After her bachelor’s degree, Amaka already had an idea of what kind of career she wanted, one in international development organizations, and such a career requires hard work, smart work, and some more hard work given their competitiveness – everyone wants to work for World Bank and World Trade Organization, but not everyone wants to get a PhD first. Amaka noted that she knew such jobs had high requirements, the minimum in most cases being a master’s degree and a few years of experience, and in other cases, a PhD is required. This led her to start applying for master’s scholarships abroad, another uphill task. She first got her transcripts, sat for TOFEL and GRE during her National Youth Service, and ensured her documents were intact.
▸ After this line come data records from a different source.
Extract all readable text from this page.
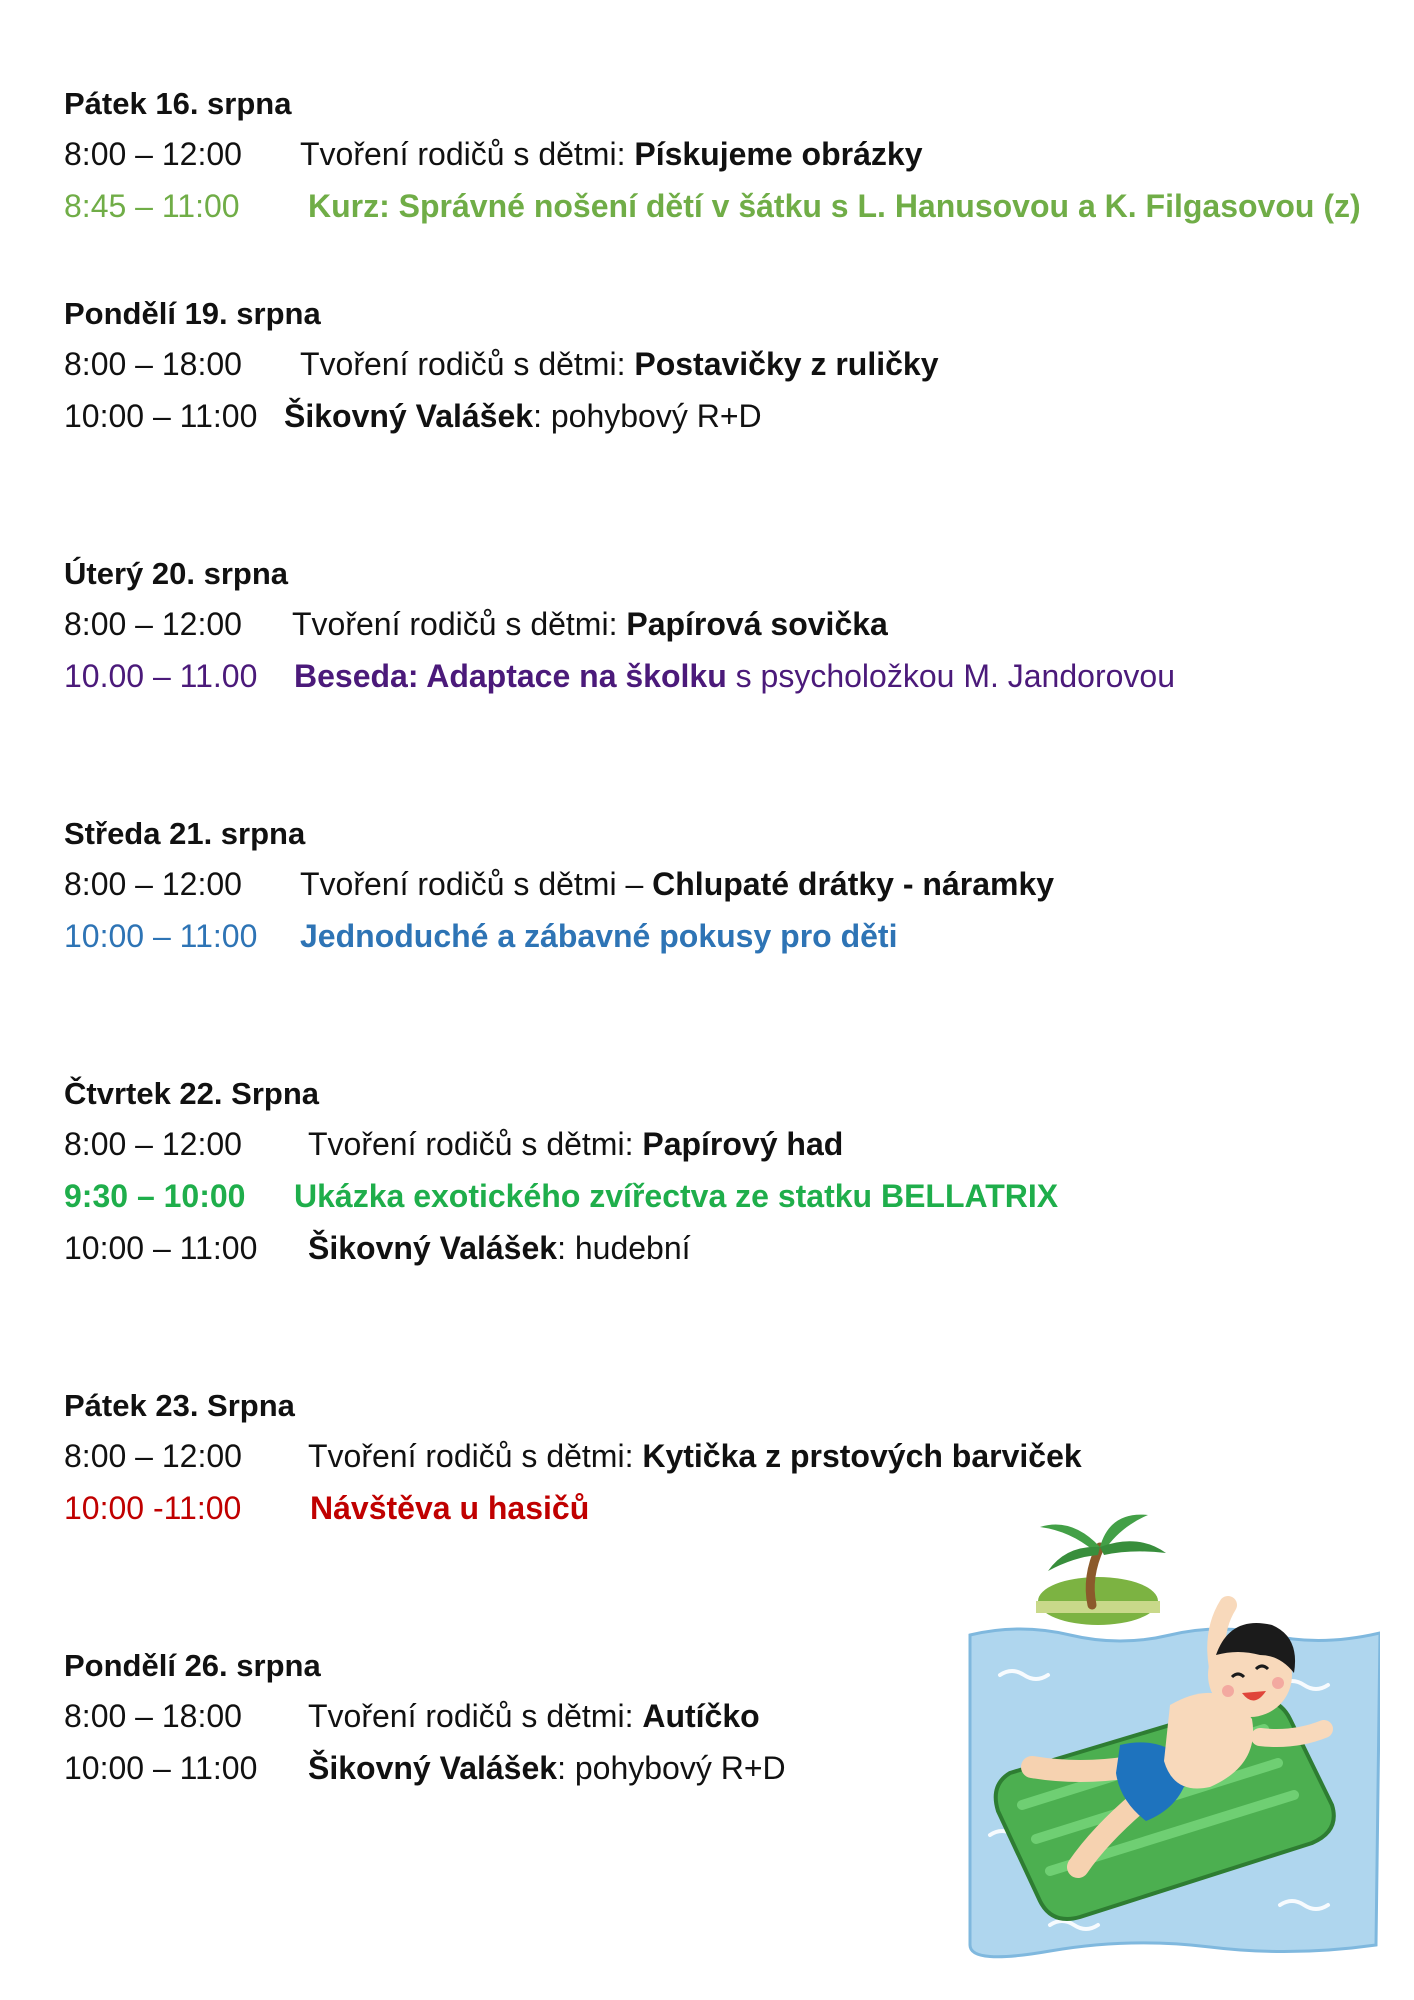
Pátek 16. srpna
8:00 – 12:00 Tvoření rodičů s dětmi: Pískujeme obrázky
8:45 – 11:00 Kurz: Správné nošení dětí v šátku s L. Hanusovou a K. Filgasovou (z)
Pondělí 19. srpna
8:00 – 18:00 Tvoření rodičů s dětmi: Postavičky z ruličky
10:00 – 11:00 Šikovný Valášek: pohybový R+D
Úterý 20. srpna
8:00 – 12:00 Tvoření rodičů s dětmi: Papírová sovička
10.00 – 11.00 Beseda: Adaptace na školku s psycholožkou M. Jandorovou
Středa 21. srpna
8:00 – 12:00 Tvoření rodičů s dětmi – Chlupaté drátky - náramky
10:00 – 11:00 Jednoduché a zábavné pokusy pro děti
Čtvrtek 22. Srpna
8:00 – 12:00 Tvoření rodičů s dětmi: Papírový had
9:30 – 10:00 Ukázka exotického zvířectva ze statku BELLATRIX
10:00 – 11:00 Šikovný Valášek: hudební
Pátek 23. Srpna
8:00 – 12:00 Tvoření rodičů s dětmi: Kytička z prstových barviček
10:00 -11:00 Návštěva u hasičů
Pondělí 26. srpna
8:00 – 18:00 Tvoření rodičů s dětmi: Autíčko
10:00 – 11:00 Šikovný Valášek: pohybový R+D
Then came the painstaking process of searching through various scholarship boards, days after days, school after school, for months. Then she eventually secured a place of study in Nottingham University master’s in economics and econometrics in 2016. But check this, the deadline for the Developing Solutions Scholarship was same day she got the admission offer, so she literally made the scholarship application on the last day, and it was successful. Amaka graduated with a distinction a year after and followed it up with the Aston Prized Fund Scholarship for her PhD study. Amaka is presently in the third and last year of her PhD study.


The future.

In the long term, Amaka still has her eyes on the career she dreamed of years ago, something on the lines of economic policy with international development organizations. In the short term, she thinks it is in order to follow her PhD up with a postdoctoral fellowship and conduct more research to make her overall grounded in different areas of economics. She also has her eyes on academia.
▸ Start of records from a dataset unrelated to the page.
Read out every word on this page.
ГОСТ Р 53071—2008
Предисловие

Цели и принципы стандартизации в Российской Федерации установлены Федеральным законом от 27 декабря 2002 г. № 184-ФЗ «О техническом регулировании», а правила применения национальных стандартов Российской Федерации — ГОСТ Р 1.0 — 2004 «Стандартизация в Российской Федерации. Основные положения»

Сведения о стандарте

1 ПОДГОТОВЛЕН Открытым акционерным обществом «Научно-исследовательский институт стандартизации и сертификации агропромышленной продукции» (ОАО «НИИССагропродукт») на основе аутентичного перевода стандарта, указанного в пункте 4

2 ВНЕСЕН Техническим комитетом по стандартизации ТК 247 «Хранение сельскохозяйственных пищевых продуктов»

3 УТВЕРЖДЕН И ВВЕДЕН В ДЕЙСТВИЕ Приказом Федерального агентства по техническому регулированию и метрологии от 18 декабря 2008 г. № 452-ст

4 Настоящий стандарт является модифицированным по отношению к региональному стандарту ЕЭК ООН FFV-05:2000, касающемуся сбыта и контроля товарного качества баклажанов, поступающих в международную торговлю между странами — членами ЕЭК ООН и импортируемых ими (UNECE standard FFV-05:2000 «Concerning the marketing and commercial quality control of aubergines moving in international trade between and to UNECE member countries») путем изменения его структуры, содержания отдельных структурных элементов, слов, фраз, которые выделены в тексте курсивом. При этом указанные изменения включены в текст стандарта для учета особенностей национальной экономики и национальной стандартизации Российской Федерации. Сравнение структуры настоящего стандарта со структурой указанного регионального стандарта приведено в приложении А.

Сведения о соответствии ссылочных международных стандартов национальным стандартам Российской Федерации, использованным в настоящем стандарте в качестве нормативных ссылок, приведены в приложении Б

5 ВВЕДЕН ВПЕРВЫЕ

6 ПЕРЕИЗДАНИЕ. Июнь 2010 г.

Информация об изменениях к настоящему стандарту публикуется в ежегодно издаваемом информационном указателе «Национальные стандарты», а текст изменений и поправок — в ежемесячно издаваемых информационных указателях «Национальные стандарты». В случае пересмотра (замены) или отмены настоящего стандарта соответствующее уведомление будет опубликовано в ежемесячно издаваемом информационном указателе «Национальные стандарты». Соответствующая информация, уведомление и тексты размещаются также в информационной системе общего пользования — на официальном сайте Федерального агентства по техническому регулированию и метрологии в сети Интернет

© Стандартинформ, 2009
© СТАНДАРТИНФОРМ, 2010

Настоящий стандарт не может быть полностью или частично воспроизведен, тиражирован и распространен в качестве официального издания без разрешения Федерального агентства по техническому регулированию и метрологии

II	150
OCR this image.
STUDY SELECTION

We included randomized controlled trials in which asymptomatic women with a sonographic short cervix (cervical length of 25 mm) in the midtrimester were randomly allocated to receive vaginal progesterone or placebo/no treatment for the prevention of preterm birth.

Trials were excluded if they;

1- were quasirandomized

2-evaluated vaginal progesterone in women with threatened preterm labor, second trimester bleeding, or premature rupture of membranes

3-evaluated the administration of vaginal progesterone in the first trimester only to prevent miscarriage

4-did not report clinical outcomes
Amaka hopes to influence young girls in Nigeria and Africa to pursue academic excellence, take advantage of opportunities all over the globe to build world-changing careers. She plans to regularly visit Nigeria to set this in motion.


Side note

Amaka earns side income freelancing. She started freelancing in 2015 in Nigeria, after learning of it from a friend. She signed up to the major platforms like Upwork, Freelancer.com and Fiverr and eventually become conversant with Freelancer.com. Here, she made considerable side income, doing different jobs, from customer service, to academic writing. This is how she financially sustained herself through her master’s application period. She still freelancing till date, but focuses on econometric modelling, as it pays more, and she happens to be good at it.